I uncovered my face to see him standing over his bed with a smirk that matched the aforementioned tone.
Realization struck that he was standing over his bed and I had fallen asleep there without his permission—which was probably rather disrespectful.
“Oh, shit, I’m sorry. I was looking around and then I fell asleep… on accident.”
“That’s fine. You’ll need your rest.” He turned his back to me and dropped a pile of folded clothes on the grey dresser closest to the stairs. “I brought you some clothes from your apartment. Enough to get you by until you can handle going outside.”
“Thanks,” I mumbled, watching Riftan wander over to the loft railing.
He grabbed the bottle that I’d left there when I’d admired his attempt at a green thumb. Squinting at it, he sloshed the half-full bottle of liquid around. “I told you to finish this.”
“I’m sorry, I meant to. I just fell asleep.”
“While you do need your rest, you need strength more, especially for what comes next.” He gave a boding nod. “The best way to gain strength is by drinking as much as you can, especially for the first few weeks.”
I raised an eyebrow at him. “And what exactly is it that comes next?”
“Well, you have to overcome these senses sooner than later, and quite frankly, I’ve been rather easy on you since I do feel responsible for putting you in this situation. That means I don’t plan on doing anything that may be overly torturous to you in the process of helping you overcome the basic sensory overload that all new vampires start with, but I’m also not going to let you sleep in my bed with a blanket tucked around your head forever. Fragile treatment is not generally my style, and it’s going to get old much too quickly—especially when I want to move onto the fun stuff in a few days.” His tone had hardened, making me tuck my blanky under my legs as if he was going to try and steal it from me.

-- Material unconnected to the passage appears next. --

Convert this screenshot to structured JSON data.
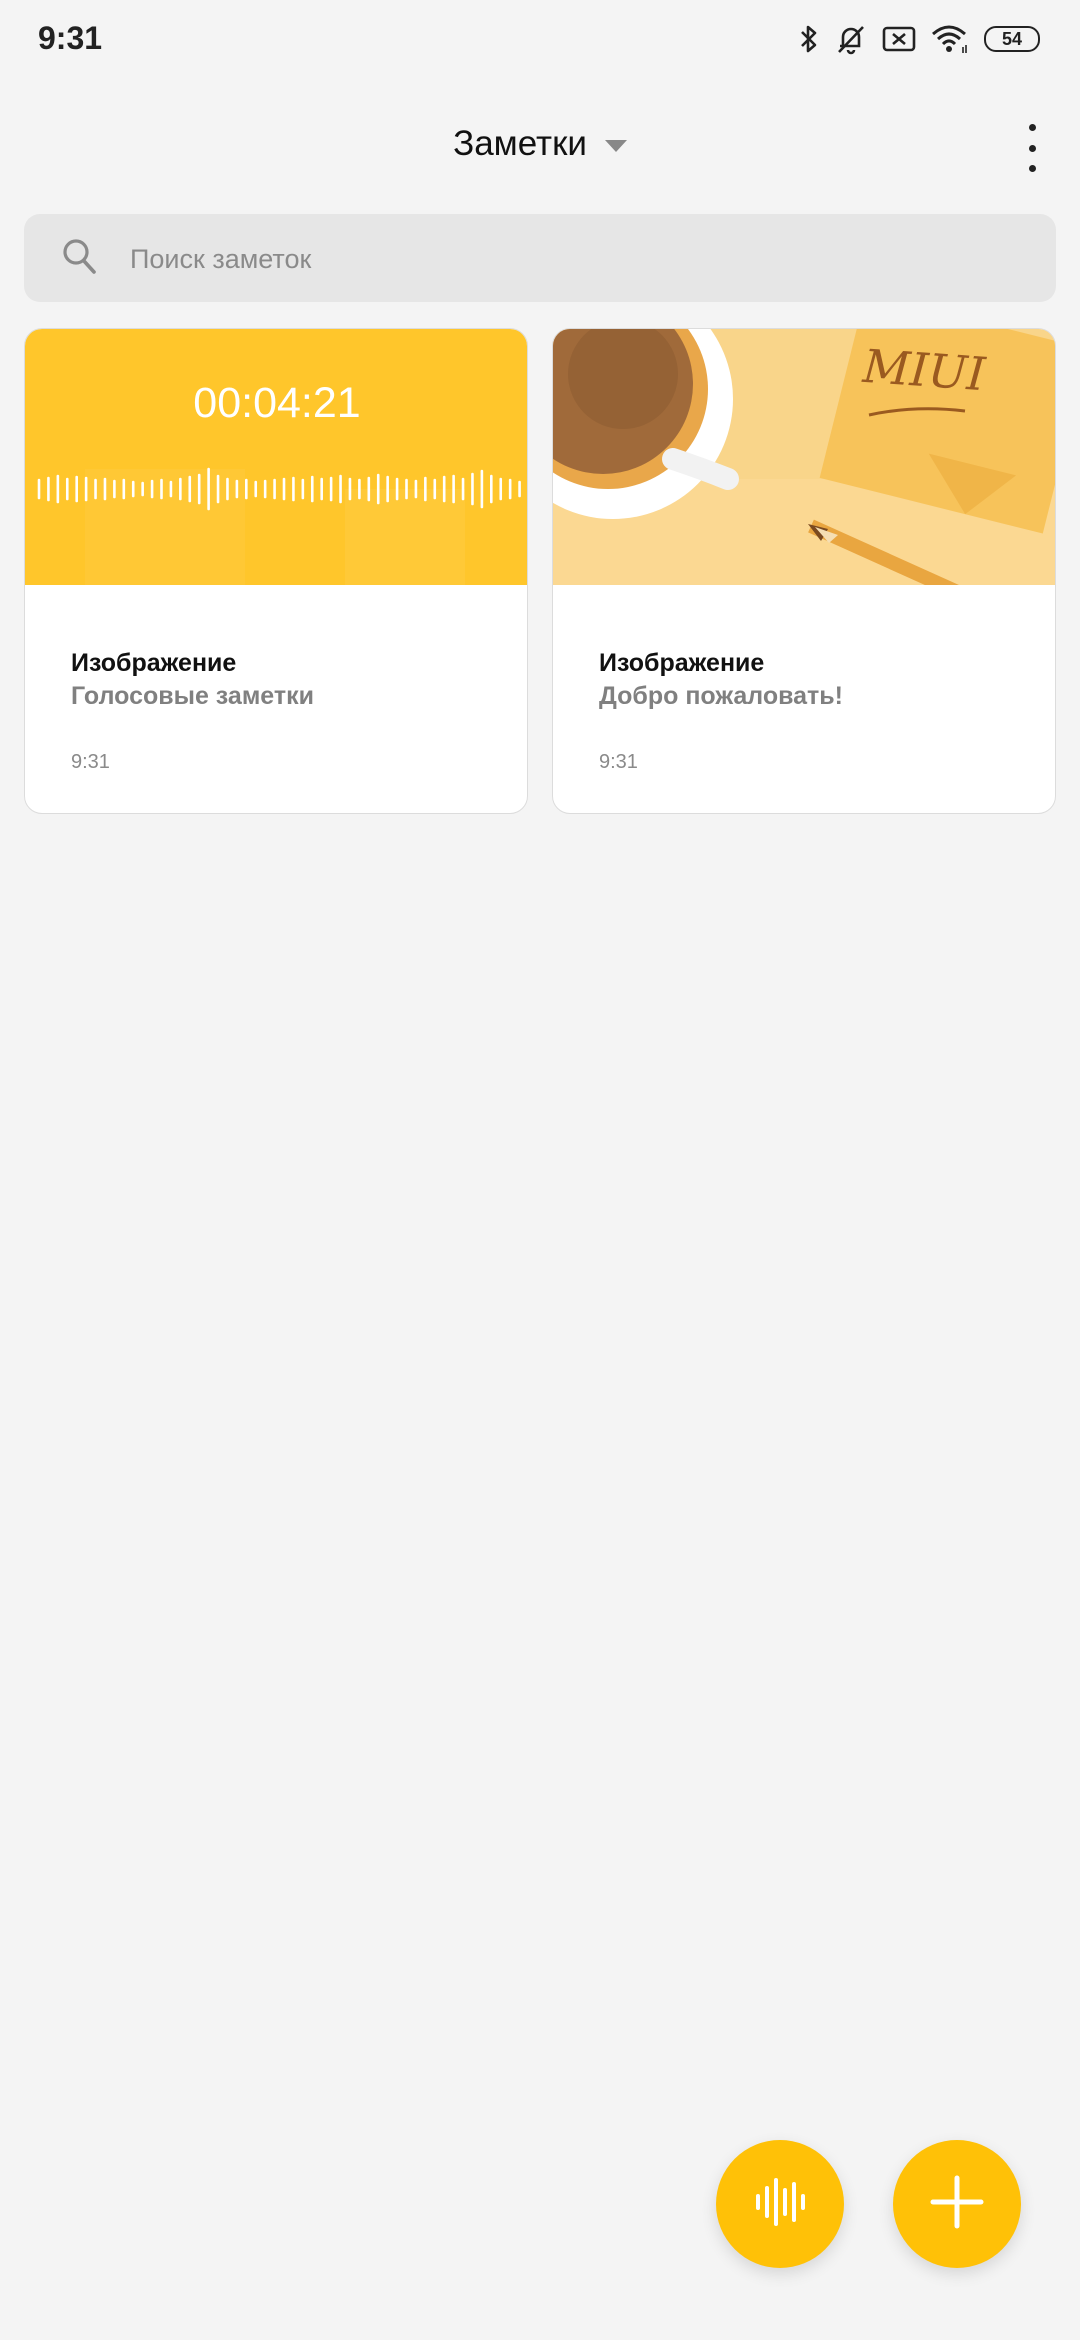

“What exactly is the ‘fun stuff’?” I asked meekly, attempting to think of anything that wasn’t confronting the challenges of sight and sound.
“You’ll see in time,” he teased with a coquettish grin. “But first you must finish this”—he handed over the bottle of half drunken bitter liquid—“and then you have to conquer your senses enough to function in public without a blanket turban.”

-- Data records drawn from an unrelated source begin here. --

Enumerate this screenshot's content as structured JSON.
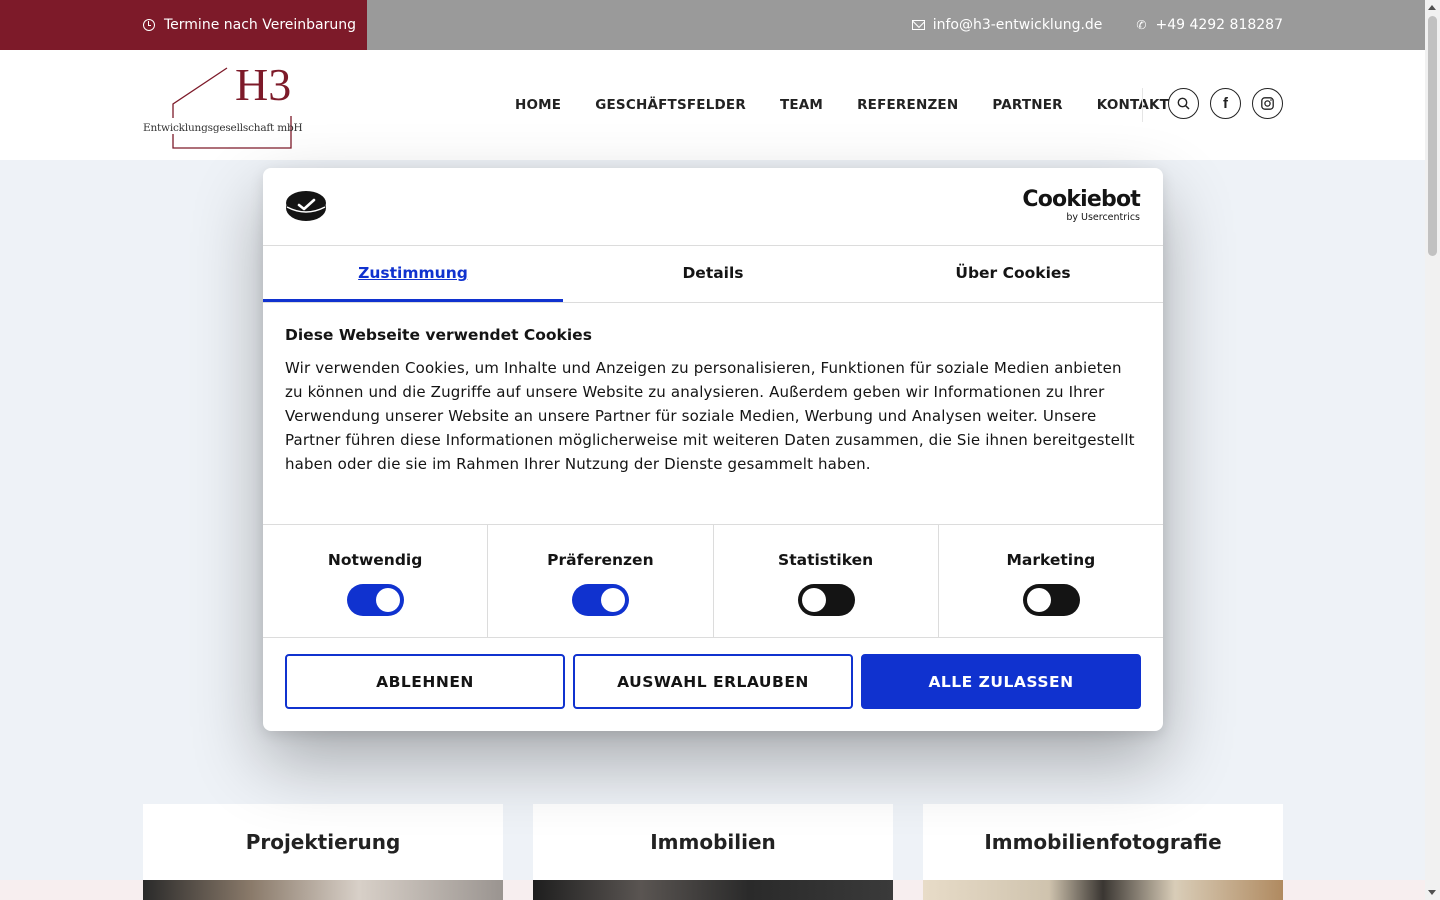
{
  "topbar": {
    "hours": "Termine nach Vereinbarung",
    "email": "info@h3-entwicklung.de",
    "phone": "+49 4292 818287"
  },
  "header": {
    "logo_mark": "H3",
    "logo_subtitle": "Entwicklungsgesellschaft mbH",
    "nav": [
      "HOME",
      "GESCHÄFTSFELDER",
      "TEAM",
      "REFERENZEN",
      "PARTNER",
      "KONTAKT"
    ],
    "icons": [
      "search-icon",
      "facebook-icon",
      "instagram-icon"
    ]
  },
  "cards": [
    "Projektierung",
    "Immobilien",
    "Immobilienfotografie"
  ],
  "cookie_dialog": {
    "brand": "Cookiebot",
    "brand_sub": "by Usercentrics",
    "tabs": [
      "Zustimmung",
      "Details",
      "Über Cookies"
    ],
    "active_tab": 0,
    "title": "Diese Webseite verwendet Cookies",
    "text": "Wir verwenden Cookies, um Inhalte und Anzeigen zu personalisieren, Funktionen für soziale Medien anbieten zu können und die Zugriffe auf unsere Website zu analysieren. Außerdem geben wir Informationen zu Ihrer Verwendung unserer Website an unsere Partner für soziale Medien, Werbung und Analysen weiter. Unsere Partner führen diese Informationen möglicherweise mit weiteren Daten zusammen, die Sie ihnen bereitgestellt haben oder die sie im Rahmen Ihrer Nutzung der Dienste gesammelt haben.",
    "categories": [
      {
        "label": "Notwendig",
        "enabled": true
      },
      {
        "label": "Präferenzen",
        "enabled": true
      },
      {
        "label": "Statistiken",
        "enabled": false
      },
      {
        "label": "Marketing",
        "enabled": false
      }
    ],
    "buttons": {
      "reject": "ABLEHNEN",
      "allow_selection": "AUSWAHL ERLAUBEN",
      "allow_all": "ALLE ZULASSEN"
    }
  },
  "colors": {
    "brand_red": "#7d1a29",
    "topbar_gray": "#9a9a9a",
    "cookiebot_blue": "#1032cf"
  }
}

I sighed, taking the bottle from Riftan as he sat down next to me at the foot of his bed. Swirling the liquid in the glass, I stared at it with the apprehension of what it meant once I finished it.
I glanced at Riftan’s patient face, waiting for me to do as he’d said.
He was completely on board with this whole thing, and I supposed I could understand why. I was his pet project—the excitement that he’d been waiting on to break up the monotony of whatever his normal was. But this was my life too now, and it wasn’t something I’d been waiting for or even hoping for. He’d successfully thrown everything I knew upside down and the only thing I could do about it was nod and follow blindly.
I had no option but to trust in him as someone who knew much more than I. That meant I was practically a slave to whatever he wanted of me. All I could do was hope that he’d want the best for me, and not abuse the inequity of our positions. No matter how optimistic that hope was, I had to grasp at anything that could make the situation feel safer.
Taking one last look at the promising eyes set under Riftan’s dark brows, I told myself those eyes held only the best intentions for me and knocked back the bottle of bitter—now room temperature—liquid. The taste was getting better, more bearable with every drink, but I still had to bite my tongue to stave off a shiver as it crossed my taste buds.
In the end, I kept it down, ready for the next.
With any luck, the onslaught of senses that was my every waking moment would be as easy to get used to as that bottle of heinous acrid blood.